The “Stalinophilia” of the population continues to be a double-edged sword, since it can also generate resentment towards the rulers. For Russians who express respect for Stalin, he is not so much a historical figure as a symbol of a powerful and respected “Great Russia”, a Russia of justice and order, much like the sentiments of the Russian peasantry towards Tsar Nicholas II. .
From this point of view, Stalin risks losing his status as an “ally” and “guarantor” and becoming an awkward competitor for Vladimir Putin. With Stalin, the bar is set very high, and the Russian president is doomed not only to be constantly measured against his illustrious predecessor, but also to see his popularity erode, as happened in 2020-2021, in the framework of the promulgation of the pension reform, and the no less unpopular management of the Covid-19 pandemic, where not wearing a mask has become an act of defiance towards the authorities.

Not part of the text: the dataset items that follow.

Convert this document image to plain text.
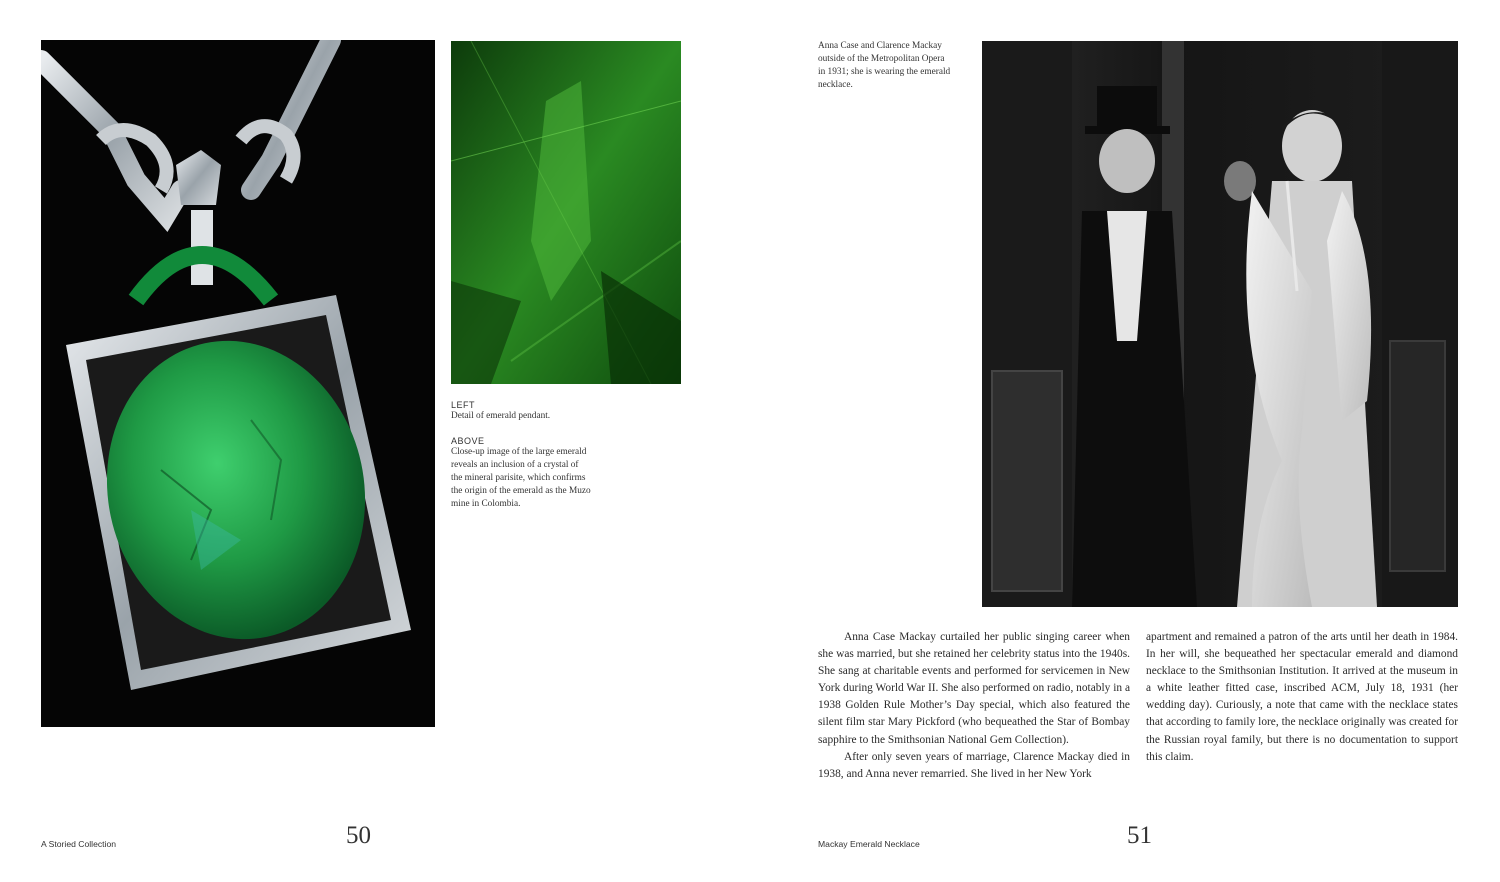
LEFT
Detail of emerald pendant.
ABOVE
Close-up image of the large emerald
reveals an inclusion of a crystal of
the mineral parisite, which confirms
the origin of the emerald as the Muzo
mine in Colombia.
A Storied Collection	50
Anna Case and Clarence Mackay
outside of the Metropolitan Opera
in 1931; she is wearing the emerald
necklace.

Anna Case Mackay curtailed her public singing career when she was married, but she retained her celebrity status into the 1940s. She sang at charitable events and performed for servicemen in New York during World War II. She also performed on radio, notably in a 1938 Golden Rule Mother’s Day special, which also featured the silent film star Mary Pickford (who bequeathed the Star of Bombay sapphire to the Smithsonian National Gem Collection).

After only seven years of marriage, Clarence Mackay died in 1938, and Anna never remarried. She lived in her New York

apartment and remained a patron of the arts until her death in 1984. In her will, she bequeathed her spectacular emerald and diamond necklace to the Smithsonian Institution. It arrived at the museum in a white leather fitted case, inscribed ACM, July 18, 1931 (her wedding day). Curiously, a note that came with the necklace states that according to family lore, the necklace originally was created for the Russian royal family, but there is no documentation to support this claim.

Mackay Emerald Necklace	51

distani, to parody a famous slogan from the Soviet era. Undoubtedly, Putin felt the “icy breath of the commander” who spoke of the easy conquest of Ukraine and the installation of a puppet regime in kyiv. It is also Stalin’s model that guided him in his decision to mobilize to drown the Ukrainian army “under heaps of corpses”, as the Leader had done during the Second World War. On February 28, 2023, speaking to the leadership of the FSB, Russia’s counterintelligence agency, Putin told his men to redouble their efforts to “eliminate the vermin that seek to divide Russians with the support of the Russians.” ‘West’: Is a 1937-style witch hunt brewing? At least, we cannot say that the Russians were not warned. Did they want Stalin? It can come.